The game looks absolutely stunning and after two console generations, it definitely is a jump up in quality. Character models and animations are great, particle effects from magic light up the screen brilliantly, and the framerate even runs at a higher clip than the series standard 30FPS – though it dips and dives frequently. While character models do look great, my only complaint would be that they could stand to use a little more cartoon shading as they suffer at times from that “plastic” look.

Speaking of character designs, for the first time in the series you can now customize your character. Throughout the prologue you will be tasked with challenges, that when completed, will unlock accessory pieces to decorate Aqua with – such as Minnie Mouse’s Bow. This gives a lot of replay value to the game’s standard 2-3 affair and if you want to see everything that’s on offer, it could take you upwards of 6-8 hours to get every last treasure chest and accessory.

Rating: 3.5/5

 With Kingdom Hearts 3 on the horizon, it is easy at looking at Kingdom Hearts 2.8 as nothing more than a cash grab – and I couldn’t really blame you. It might be non-essential for anybody other than the series faithful, but that doesn’t make it any less of an enjoyable package.
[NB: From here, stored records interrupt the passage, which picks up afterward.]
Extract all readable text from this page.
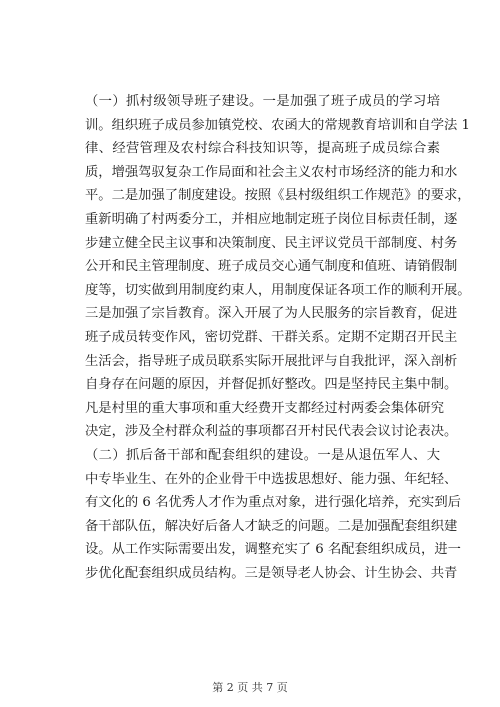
（一）抓村级领导班子建设。一是加强了班子成员的学习培
训。组织班子成员参加镇党校、农函大的常规教育培训和自学法 1
律、经营管理及农村综合科技知识等，提高班子成员综合素
质，增强驾驭复杂工作局面和社会主义农村市场经济的能力和水
平。二是加强了制度建设。按照《县村级组织工作规范》的要求，
重新明确了村两委分工，并相应地制定班子岗位目标责任制，逐
步建立健全民主议事和决策制度、民主评议党员干部制度、村务
公开和民主管理制度、班子成员交心通气制度和值班、请销假制
度等，切实做到用制度约束人，用制度保证各项工作的顺利开展。
三是加强了宗旨教育。深入开展了为人民服务的宗旨教育，促进
班子成员转变作风，密切党群、干群关系。定期不定期召开民主
生活会，指导班子成员联系实际开展批评与自我批评，深入剖析
自身存在问题的原因，并督促抓好整改。四是坚持民主集中制。
凡是村里的重大事项和重大经费开支都经过村两委会集体研究
决定，涉及全村群众利益的事项都召开村民代表会议讨论表决。
（二）抓后备干部和配套组织的建设。一是从退伍军人、大
中专毕业生、在外的企业骨干中选拔思想好、能力强、年纪轻、
有文化的 6 名优秀人才作为重点对象，进行强化培养，充实到后
备干部队伍，解决好后备人才缺乏的问题。二是加强配套组织建
设。从工作实际需要出发，调整充实了 6 名配套组织成员，进一
步优化配套组织成员结构。三是领导老人协会、计生协会、共青
第 2 页 共 7 页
Back Cover might be filler for some, but it has its moments and Dream Drop Distance HD is a superb remaster of a very fun, if unnecessary title in the series canon. And while the showpiece, 0.2 A Fragmentary Passage, is a brief experience compared to full-length titles, its quality is so excellent that I’m more than satisfied with the experience. If you are new to the series or want more bang for your buck, wait for the release of 1.5/2.5 Re-master in a couple months. For those who can’t wait to get their first taste of next gen Kingdom Hearts, just know you get a pretty good game to go with your demo.